Question

A conducting loop of radius r is placed concentric with another loop of a much larger radius R so that both the loops are coplanar. Find the mutual inductance of the system of the two loops. Take R >> r. [Ans: μ₀ πr²/2R]

Answer 1

This is a loop and write the note

Answer 2

Answer:

$\rm \dfrac{\mu_o \pi r^2}{2R}.$

Explanation:

Let I current be flowing in the larger loop, then the magnetic field produced by the larger loop of radius R at its center is given by

$\rm B = \dfrac{\mu_o I }{2R}.$

$\mu_o$ is the magnetic permeability of the free space.

Given that R>>r, therefore, the magnetic field through the smaller loop will be uniform throughout its area.

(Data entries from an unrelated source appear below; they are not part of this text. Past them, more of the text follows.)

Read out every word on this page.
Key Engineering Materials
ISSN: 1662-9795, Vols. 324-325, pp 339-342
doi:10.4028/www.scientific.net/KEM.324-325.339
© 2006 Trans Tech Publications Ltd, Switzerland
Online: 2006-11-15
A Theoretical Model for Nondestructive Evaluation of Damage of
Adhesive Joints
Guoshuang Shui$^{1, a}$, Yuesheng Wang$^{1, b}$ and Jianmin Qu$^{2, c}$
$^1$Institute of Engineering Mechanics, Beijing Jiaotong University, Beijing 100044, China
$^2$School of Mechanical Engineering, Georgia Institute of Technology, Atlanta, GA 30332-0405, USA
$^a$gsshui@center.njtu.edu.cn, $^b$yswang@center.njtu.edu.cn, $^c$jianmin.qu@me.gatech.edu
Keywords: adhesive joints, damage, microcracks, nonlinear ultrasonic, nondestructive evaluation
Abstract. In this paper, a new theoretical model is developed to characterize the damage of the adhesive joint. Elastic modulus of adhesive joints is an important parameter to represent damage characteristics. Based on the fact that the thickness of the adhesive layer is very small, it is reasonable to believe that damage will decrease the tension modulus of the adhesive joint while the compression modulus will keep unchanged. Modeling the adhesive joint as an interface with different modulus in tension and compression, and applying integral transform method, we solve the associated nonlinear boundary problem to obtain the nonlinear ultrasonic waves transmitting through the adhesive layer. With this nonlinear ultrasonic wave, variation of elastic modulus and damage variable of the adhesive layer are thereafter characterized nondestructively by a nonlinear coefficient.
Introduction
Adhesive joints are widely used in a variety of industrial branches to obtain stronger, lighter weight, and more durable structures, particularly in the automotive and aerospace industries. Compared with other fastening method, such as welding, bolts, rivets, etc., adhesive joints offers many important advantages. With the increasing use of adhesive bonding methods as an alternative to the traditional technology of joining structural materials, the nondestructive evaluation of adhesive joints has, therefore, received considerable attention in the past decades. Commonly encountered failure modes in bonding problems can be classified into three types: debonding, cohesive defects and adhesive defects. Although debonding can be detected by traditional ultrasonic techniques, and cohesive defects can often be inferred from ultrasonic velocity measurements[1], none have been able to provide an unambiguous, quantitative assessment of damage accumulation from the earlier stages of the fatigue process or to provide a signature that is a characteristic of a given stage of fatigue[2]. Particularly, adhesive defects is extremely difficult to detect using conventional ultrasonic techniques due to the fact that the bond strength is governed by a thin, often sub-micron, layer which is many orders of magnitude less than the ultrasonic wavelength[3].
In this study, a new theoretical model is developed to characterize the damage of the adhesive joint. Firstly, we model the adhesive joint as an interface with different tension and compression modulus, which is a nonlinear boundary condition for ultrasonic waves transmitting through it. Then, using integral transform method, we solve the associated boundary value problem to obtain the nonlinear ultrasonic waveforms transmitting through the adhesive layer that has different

The two loops are coplanar, therefore, the magnetic flux linked with the smaller loop is given by

$\rm \phi = BA.$

A is the surface area of the smaller loop, $\rm A = \pi r^2.$

We know,

$\rm \phi = MI.$

M is the mututal inductance of the system of the two loops, therefore,

$\rm M = \dfrac \phi I=\dfrac{BA}{I}\\\\\text{ Putting the values of B and A, we get,}\\\\M = \dfrac 1I\dfrac{\mu_o I}{2R}\pi r^2=\dfrac{\mu_o \pi r^2}{2R}.$